Dave trudges around the decaying aquarium-themed hotel he inherited from his father (Gene Bervoets, of The Vanishing), which is officially closed but still has residents or squatters in various corners. Dutch tourist Nora (Anneke Sluiters) cajoles her way in to stay overnight, and seems the most normal person in the film – though it turns out she has some sort of Poison Ivy mad science experiment in mind. Nora also finds a dead old woman in the halls – it’s Dave’s Aunt Lucy, whose pension has kept the family afloat, and he can’t afford the funeral costs (Tine Van den Wyngaert may give the film’s weirdest performance as a curiously cadenced undertaker).

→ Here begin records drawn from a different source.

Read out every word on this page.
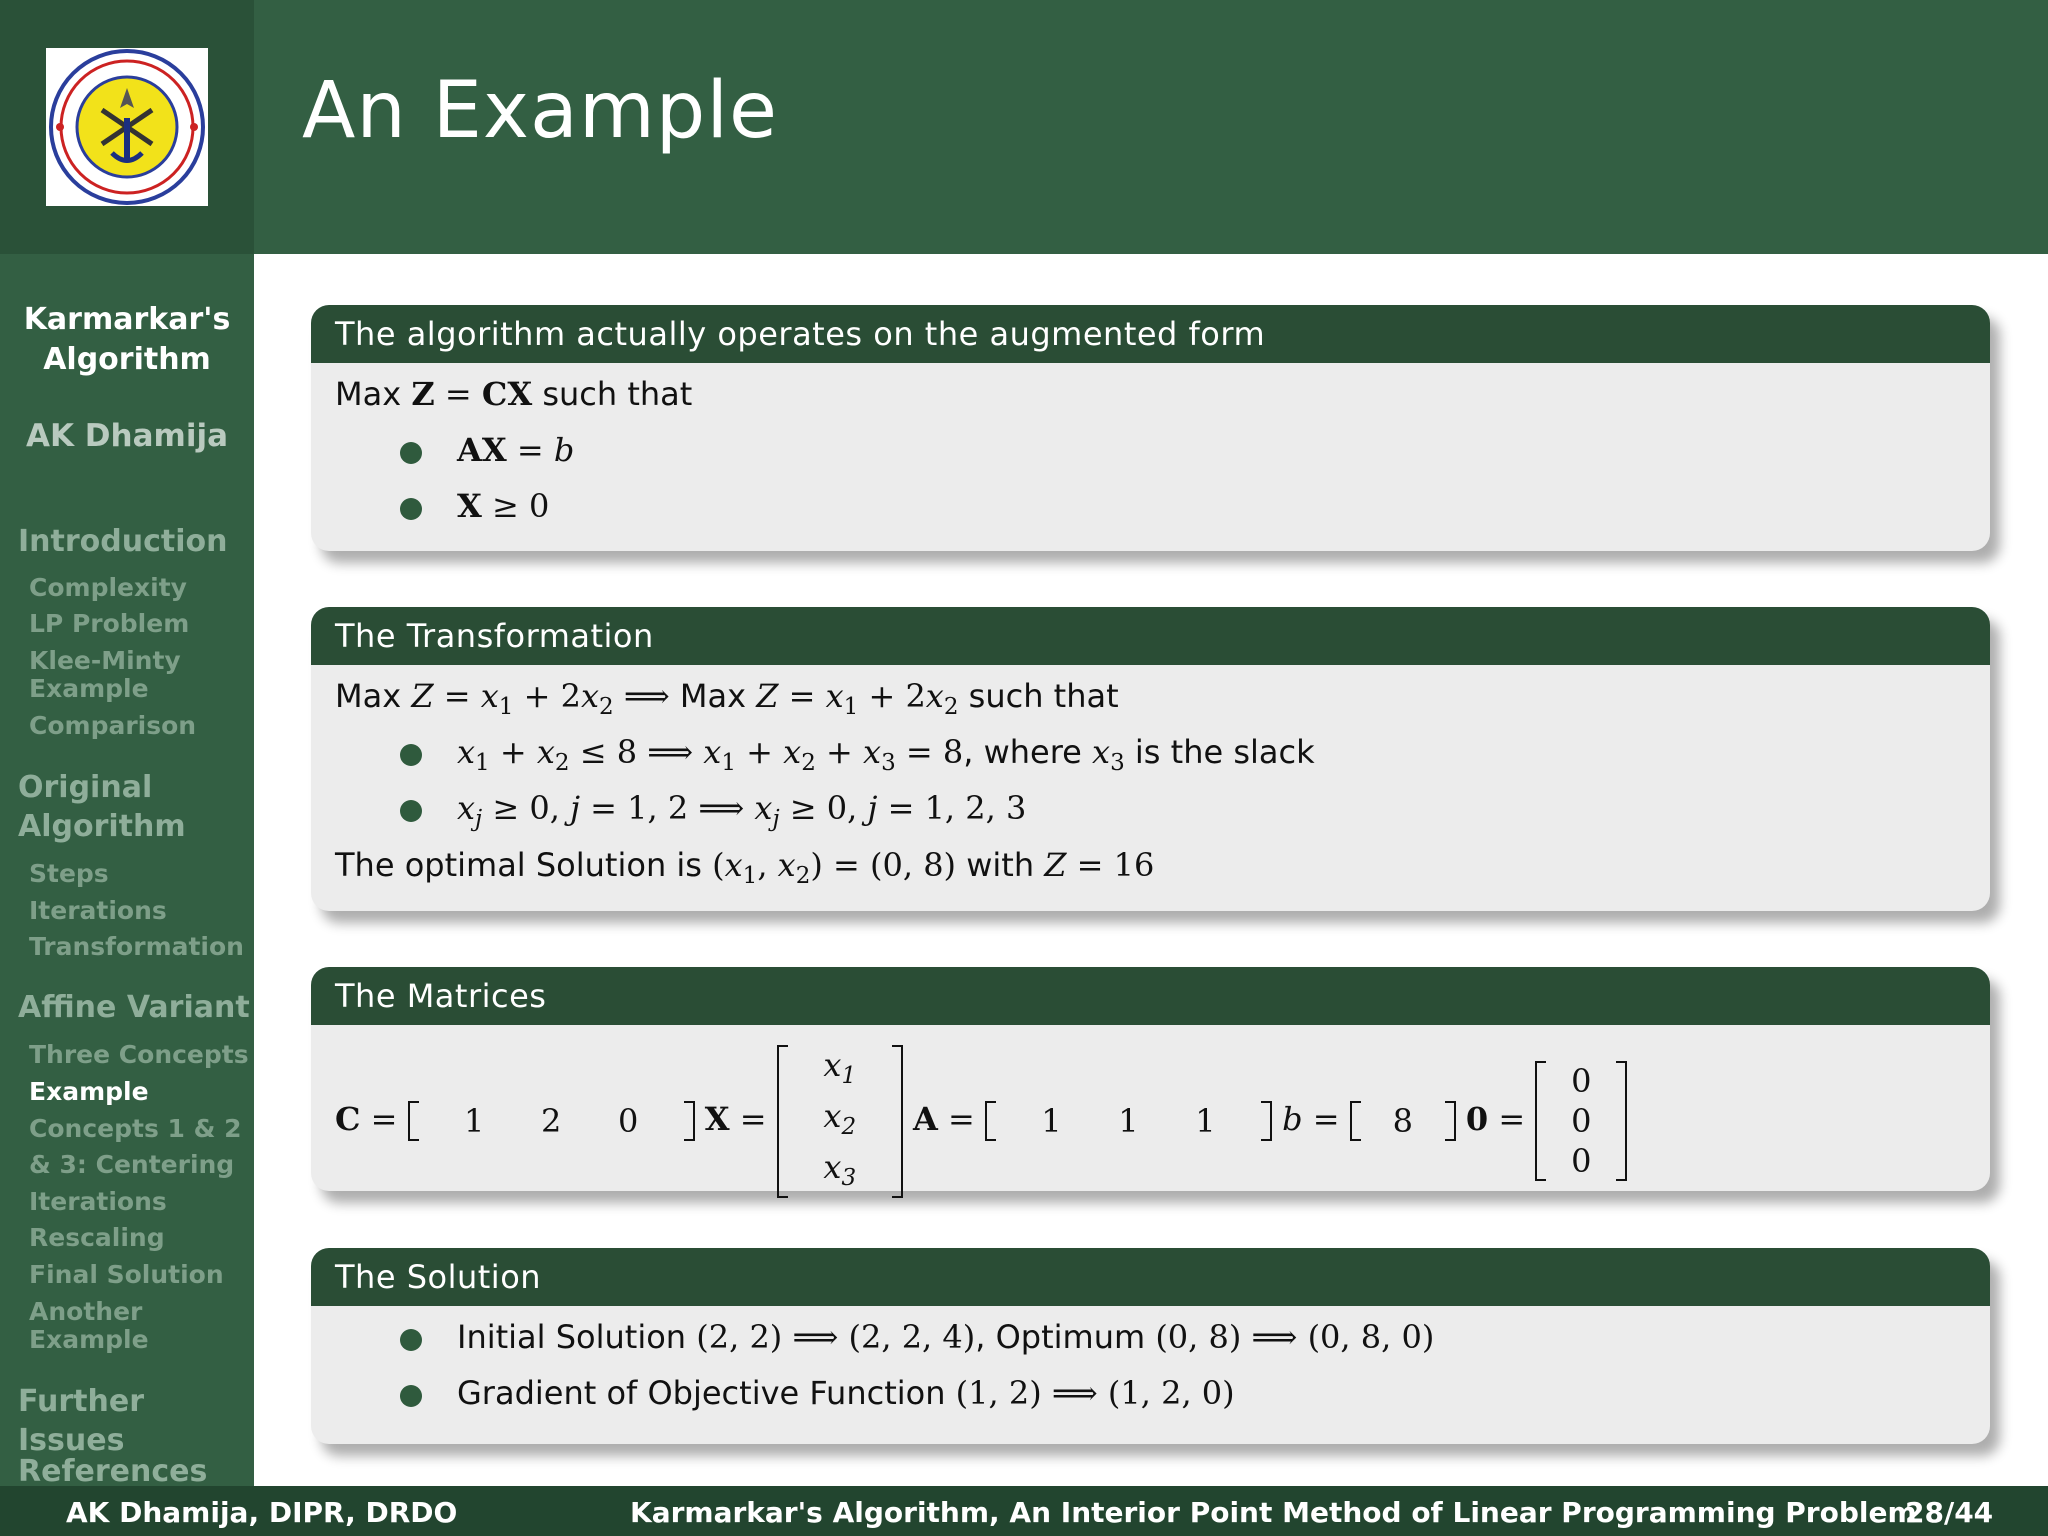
An Example
Karmarkar's
Algorithm
AK Dhamija
Introduction
Complexity
LP Problem
Klee-Minty
Example
Comparison
Original
Algorithm
Steps
Iterations
Transformation
Affine Variant
Three Concepts
Example
Concepts 1 & 2
& 3: Centering
Iterations
Rescaling
Final Solution
Another
Example
Further Issues
References
The algorithm actually operates on the augmented form
Max Z = CX such that
AX = b
X ≥ 0
The Transformation
Max $Z = x_1 + 2x_2$ ⟹ Max $Z = x_1 + 2x_2$ such that
$x_1 + x_2 \le 8$ ⟹ $x_1 + x_2 + x_3 = 8$, where $x_3$ is the slack
$x_j \ge 0$, j = 1, 2 ⟹ $x_j \ge 0$, j = 1, 2, 3
The optimal Solution is ($x_1$, $x_2) = (0$, 8) with Z = 16
The Matrices
C = 1 2 0 X =
$x_1$
$x_2$
$x_3$
A = 1 1 1 b = 8 0 =
0
0
0
The Solution
Initial Solution (2, 2) ⟹ (2, 2, 4), Optimum (0, 8) ⟹ (0, 8, 0)
Gradient of Objective Function (1, 2) ⟹ (1, 2, 0)
AK Dhamija, DIPR, DRDO	Karmarkar's Algorithm, An Interior Point Method of Linear Programming Problem
28/44
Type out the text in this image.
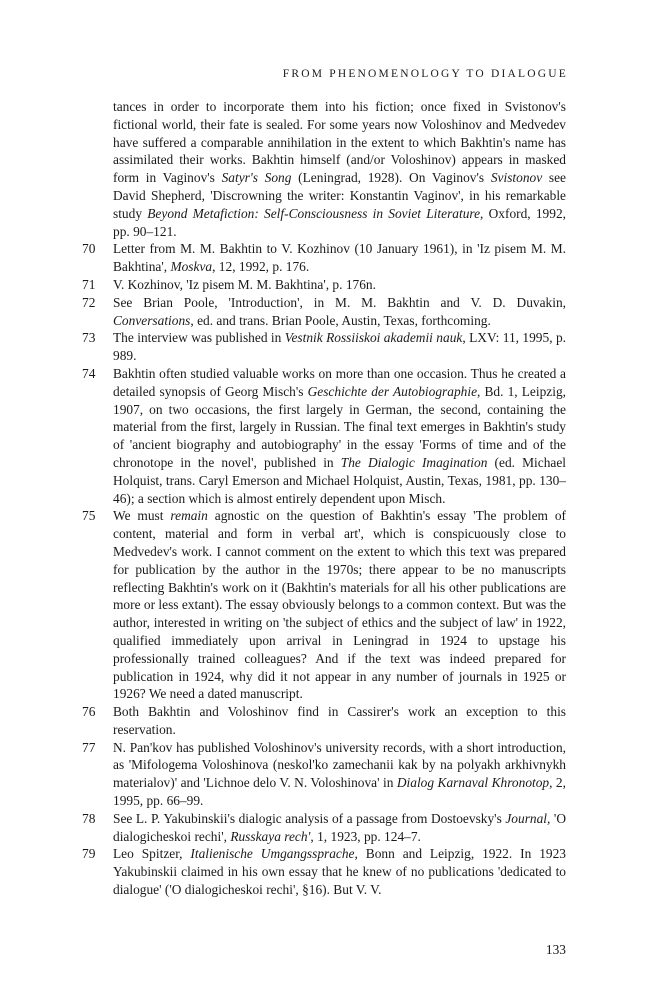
FROM PHENOMENOLOGY TO DIALOGUE

tances in order to incorporate them into his fiction; once fixed in Svistonov's fictional world, their fate is sealed. For some years now Voloshinov and Medvedev have suffered a comparable annihilation in the extent to which Bakhtin's name has assimilated their works. Bakhtin himself (and/or Voloshinov) appears in masked form in Vaginov's Satyr's Song (Leningrad, 1928). On Vaginov's Svistonov see David Shepherd, 'Discrowning the writer: Konstantin Vaginov', in his remarkable study Beyond Metafiction: Self-Consciousness in Soviet Literature, Oxford, 1992, pp. 90–121.

70 Letter from M. M. Bakhtin to V. Kozhinov (10 January 1961), in 'Iz pisem M. M. Bakhtina', Moskva, 12, 1992, p. 176.

71 V. Kozhinov, 'Iz pisem M. M. Bakhtina', p. 176n.

72 See Brian Poole, 'Introduction', in M. M. Bakhtin and V. D. Duvakin, Conversations, ed. and trans. Brian Poole, Austin, Texas, forthcoming.

73 The interview was published in Vestnik Rossiiskoi akademii nauk, LXV: 11, 1995, p. 989.

74 Bakhtin often studied valuable works on more than one occasion. Thus he created a detailed synopsis of Georg Misch's Geschichte der Autobiographie, Bd. 1, Leipzig, 1907, on two occasions, the first largely in German, the second, containing the material from the first, largely in Russian. The final text emerges in Bakhtin's study of 'ancient biography and autobiography' in the essay 'Forms of time and of the chronotope in the novel', published in The Dialogic Imagination (ed. Michael Holquist, trans. Caryl Emerson and Michael Holquist, Austin, Texas, 1981, pp. 130–46); a section which is almost entirely dependent upon Misch.

75 We must remain agnostic on the question of Bakhtin's essay 'The problem of content, material and form in verbal art', which is conspicuously close to Medvedev's work. I cannot comment on the extent to which this text was prepared for publication by the author in the 1970s; there appear to be no manuscripts reflecting Bakhtin's work on it (Bakhtin's materials for all his other publications are more or less extant). The essay obviously belongs to a common context. But was the author, interested in writing on 'the subject of ethics and the subject of law' in 1922, qualified immediately upon arrival in Leningrad in 1924 to upstage his professionally trained colleagues? And if the text was indeed prepared for publication in 1924, why did it not appear in any number of journals in 1925 or 1926? We need a dated manuscript.

76 Both Bakhtin and Voloshinov find in Cassirer's work an exception to this reservation.

77 N. Pan'kov has published Voloshinov's university records, with a short introduction, as 'Mifologema Voloshinova (neskol'ko zamechanii kak by na polyakh arkhivnykh materialov)' and 'Lichnoe delo V. N. Voloshinova' in Dialog Karnaval Khronotop, 2, 1995, pp. 66–99.

78 See L. P. Yakubinskii's dialogic analysis of a passage from Dostoevsky's Journal, 'O dialogicheskoi rechi', Russkaya rech', 1, 1923, pp. 124–7.

79 Leo Spitzer, Italienische Umgangssprache, Bonn and Leipzig, 1922. In 1923 Yakubinskii claimed in his own essay that he knew of no publications 'dedicated to dialogue' ('O dialogicheskoi rechi', §16). But V. V.

133
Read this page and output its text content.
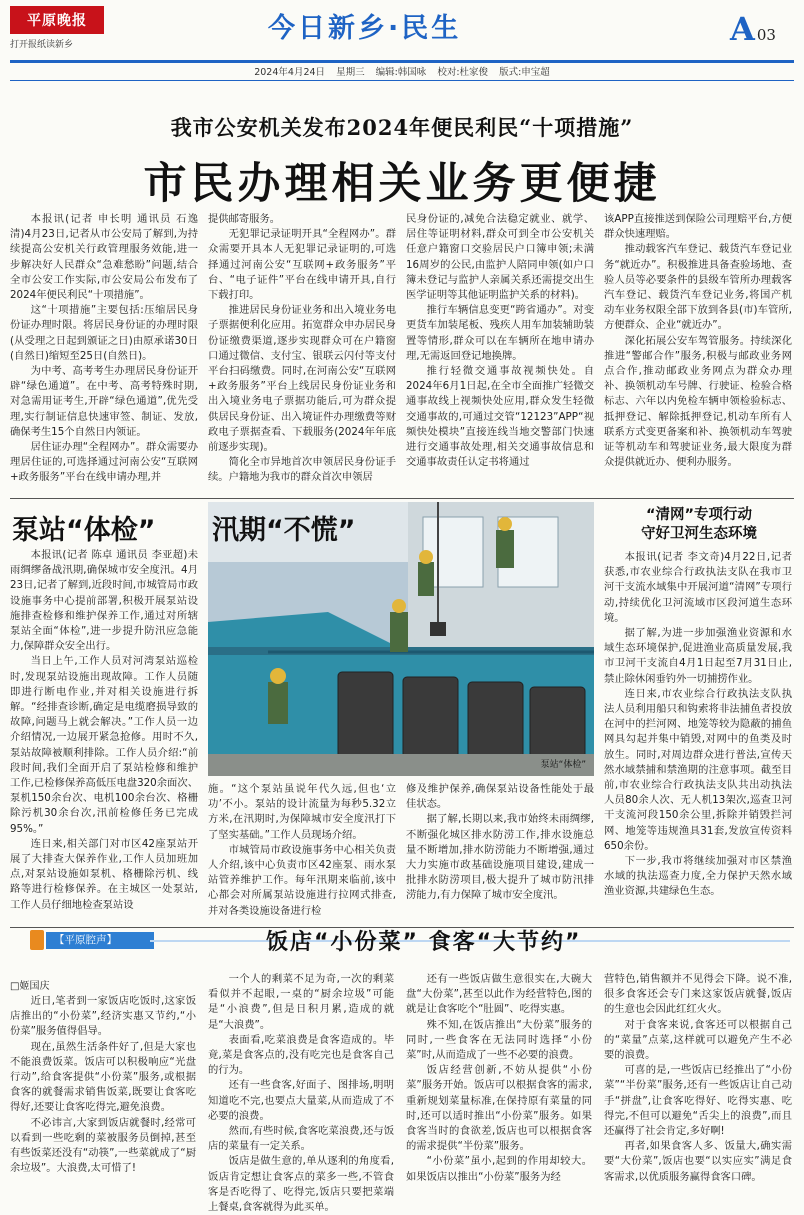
平原晚报
打开报纸读新乡
今日新乡·民生	A 03
2024年4月24日 星期三 编辑:韩国咏 校对:杜家俊 版式:申宝超
我市公安机关发布2024年便民利民“十项措施”
市民办理相关业务更便捷

本报讯(记者 申长明 通讯员 石逸清)4月23日,记者从市公安局了解到,为持续提高公安机关行政管理服务效能,进一步解决好人民群众“急难愁盼”问题,结合全市公安工作实际,市公安局公布发布了2024年便民利民“十项措施”。

这“十项措施”主要包括:压缩居民身份证办理时限。将居民身份证的办理时限(从受理之日起到颁证之日)由原承诺30日(自然日)缩短至25日(自然日)。

为中考、高考考生办理居民身份证开辟“绿色通道”。在中考、高考特殊时期,对急需用证考生,开辟“绿色通道”,优先受理,实行制证信息快速审签、制证、发放,确保考生15个自然日内领证。

居住证办理“全程网办”。群众需要办理居住证的,可选择通过河南公安“互联网+政务服务”平台在线申请办理,并

提供邮寄服务。

无犯罪记录证明开具“全程网办”。群众需要开具本人无犯罪记录证明的,可选择通过河南公安“互联网+政务服务”平台、“电子证件”平台在线申请开具,自行下载打印。

推进居民身份证业务和出入境业务电子票据便利化应用。拓宽群众申办居民身份证缴费渠道,逐步实现群众可在户籍窗口通过微信、支付宝、银联云闪付等支付平台扫码缴费。同时,在河南公安“互联网+政务服务”平台上线居民身份证业务和出入境业务电子票据功能后,可为群众提供居民身份证、出入境证件办理缴费等财政电子票据查看、下载服务(2024年年底前逐步实现)。

简化全市异地首次申领居民身份证手续。户籍地为我市的群众首次申领居

民身份证的,减免合法稳定就业、就学、居住等证明材料,群众可到全市公安机关任意户籍窗口交验居民户口簿申领;未满16周岁的公民,由监护人陪同申领(如户口簿未登记与监护人亲属关系还需提交出生医学证明等其他证明监护关系的材料)。

推行车辆信息变更“跨省通办”。对变更货车加装尾板、残疾人用车加装辅助装置等情形,群众可以在车辆所在地申请办理,无需返回登记地换牌。

推行轻微交通事故视频快处。自2024年6月1日起,在全市全面推广轻微交通事故线上视频快处应用,群众发生轻微交通事故的,可通过交管“12123”APP“视频快处模块”直接连线当地交警部门快速进行交通事故处理,相关交通事故信息和交通事故责任认定书将通过

该APP直接推送到保险公司理赔平台,方便群众快速理赔。

推动载客汽车登记、载货汽车登记业务“就近办”。积极推进具备查验场地、查验人员等必要条件的县级车管所办理载客汽车登记、载货汽车登记业务,将国产机动车业务权限全部下放到各县(市)车管所,方便群众、企业“就近办”。

深化拓展公安车驾管服务。持续深化推进“警邮合作”服务,积极与邮政业务网点合作,推动邮政业务网点为群众办理补、换领机动车号牌、行驶证、检验合格标志、六年以内免检车辆申领检验标志、抵押登记、解除抵押登记,机动车所有人联系方式变更备案和补、换领机动车驾驶证等机动车和驾驶证业务,最大限度为群众提供就近办、便利办服务。

泵站“体检” 汛期“不慌”
泵站“体检”

本报讯(记者 陈卓 通讯员 李亚超)未雨绸缪备战汛期,确保城市安全度汛。4月23日,记者了解到,近段时间,市城管局市政设施事务中心提前部署,积极开展泵站设施排查检修和维护保养工作,通过对所辖泵站全面“体检”,进一步提升防汛应急能力,保障群众安全出行。

当日上午,工作人员对河湾泵站巡检时,发现泵站设施出现故障。工作人员随即进行断电作业,并对相关设施进行拆解。“经排查诊断,确定是电缆磨损导致的故障,问题马上就会解决。”工作人员一边介绍情况,一边展开紧急抢修。用时不久,泵站故障被顺利排除。工作人员介绍:“前段时间,我们全面开启了泵站检修和维护工作,已检修保养高低压电盘320余面次、泵机150余台次、电机100余台次、格栅除污机30余台次,汛前检修任务已完成95%。”

连日来,相关部门对市区42座泵站开展了大排查大保养作业,工作人员加班加点,对泵站设施如泵机、格栅除污机、线路等进行检修保养。在主城区一处泵站,工作人员仔细地检查泵站设

施。“这个泵站虽说年代久远,但也‘立功’不小。泵站的设计流量为每秒5.32立方米,在汛期时,为保障城市安全度汛打下了坚实基础。”工作人员现场介绍。

市城管局市政设施事务中心相关负责人介绍,该中心负责市区42座泵、雨水泵站管养维护工作。每年汛期来临前,该中心都会对所属泵站设施进行拉网式排查,并对各类设施设备进行检

修及维护保养,确保泵站设备性能处于最佳状态。

据了解,长期以来,我市始终未雨绸缪,不断强化城区排水防涝工作,排水设施总量不断增加,排水防涝能力不断增强,通过大力实施市政基础设施项目建设,建成一批排水防涝项目,极大提升了城市防汛排涝能力,有力保障了城市安全度汛。

“清网”专项行动
守好卫河生态环境

本报讯(记者 李文奇)4月22日,记者获悉,市农业综合行政执法支队在我市卫河干支流水域集中开展河道“清网”专项行动,持续优化卫河流域市区段河道生态环境。

据了解,为进一步加强渔业资源和水域生态环境保护,促进渔业高质量发展,我市卫河干支流自4月1日起至7月31日止,禁止除休闲垂钓外一切捕捞作业。

连日来,市农业综合行政执法支队执法人员利用船只和钩索将非法捕鱼者投放在河中的拦河网、地笼等较为隐蔽的捕鱼网具勾起并集中销毁,对网中的鱼类及时放生。同时,对周边群众进行普法,宣传天然水域禁捕和禁渔期的注意事项。截至目前,市农业综合行政执法支队共出动执法人员80余人次、无人机13架次,巡查卫河干支流河段150余公里,拆除并销毁拦河网、地笼等违规渔具31套,发放宣传资料650余份。

下一步,我市将继续加强对市区禁渔水域的执法巡查力度,全力保护天然水域渔业资源,共建绿色生态。

【平原腔声】	饭店“小份菜” 食客“大节约”
□姬国庆

近日,笔者到一家饭店吃饭时,这家饭店推出的“小份菜”,经济实惠又节约,“小份菜”服务值得倡导。

现在,虽然生活条件好了,但是大家也不能浪费饭菜。饭店可以积极响应“光盘行动”,给食客提供“小份菜”服务,或根据食客的就餐需求销售饭菜,既要让食客吃得好,还要让食客吃得完,避免浪费。

不必讳言,大家到饭店就餐时,经常可以看到一些吃剩的菜被服务员倒掉,甚至有些饭菜还没有“动筷”,一些菜就成了“厨余垃圾”。大浪费,太可惜了!

一个人的剩菜不足为奇,一次的剩菜看似并不起眼,一桌的“厨余垃圾”可能是“小浪费”,但是日积月累,造成的就是“大浪费”。

表面看,吃菜浪费是食客造成的。毕竟,菜是食客点的,没有吃完也是食客自己的行为。

还有一些食客,好面子、图排场,明明知道吃不完,也要点大量菜,从而造成了不必要的浪费。

然而,有些时候,食客吃菜浪费,还与饭店的菜量有一定关系。

饭店是做生意的,单从逐利的角度看,饭店肯定想让食客点的菜多一些,不管食客是否吃得了、吃得完,饭店只要把菜端上餐桌,食客就得为此买单。

还有一些饭店做生意很实在,大碗大盘“大份菜”,甚至以此作为经营特色,图的就是让食客吃个“肚圆”、吃得实惠。

殊不知,在饭店推出“大份菜”服务的同时,一些食客在无法同时选择“小份菜”时,从而造成了一些不必要的浪费。

饭店经营创新,不妨从提供“小份菜”服务开始。饭店可以根据食客的需求,重新规划菜量标准,在保持原有菜量的同时,还可以适时推出“小份菜”服务。如果食客当时的食欲差,饭店也可以根据食客的需求提供“半份菜”服务。

“小份菜”虽小,起到的作用却较大。如果饭店以推出“小份菜”服务为经

营特色,销售额并不见得会下降。说不准,很多食客还会专门来这家饭店就餐,饭店的生意也会因此红红火火。

对于食客来说,食客还可以根据自己的“菜量”点菜,这样就可以避免产生不必要的浪费。

可喜的是,一些饭店已经推出了“小份菜”“半份菜”服务,还有一些饭店让自己动手“拼盘”,让食客吃得好、吃得实惠、吃得完,不但可以避免“舌尖上的浪费”,而且还赢得了社会肯定,多好啊!

再者,如果食客人多、饭量大,确实需要“大份菜”,饭店也要“以实应实”满足食客需求,以优质服务赢得食客口碑。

Jacki (Dominique Van Malder) is planning a big party at the hotel, and agrees to solve the Aunt Lucy problem if Dave gives him his deposit back – which sets up some gruesome corpse-disposal stuff, though that’s less disturbing than the big party, which is what might happen if John Waters’ regular cast hung out in one of the infernal night-spots from David Lynch’s films and did their patter schtick in Flemish.
Then, Dave finds himself in that jungle, observed by Nora and minions, living apparently for years among foliage, mists and unseen fauna in what might be a very abstruse inversion of the opening and closing scenes of 2001 (Vermeir does an a capella ‘Daisy’ over the end credits). There’s only one ending imaginable for this sort of recurring bad dream, and Lernous’ doesn’t hold back from it. It’s consistent, at least – characters sport pancakey stage makeup and Joker grins, everything is damp and filthy, the electrics are rickety and on the point of seizing up – and Lernous obviously relishes the chance to play with shots and scenes from his favourite films, with one long-kiss-in-a-lift moment modelled on Vertigo but with a very different bit of stage trickery as a set is dismantled around a smooching couple.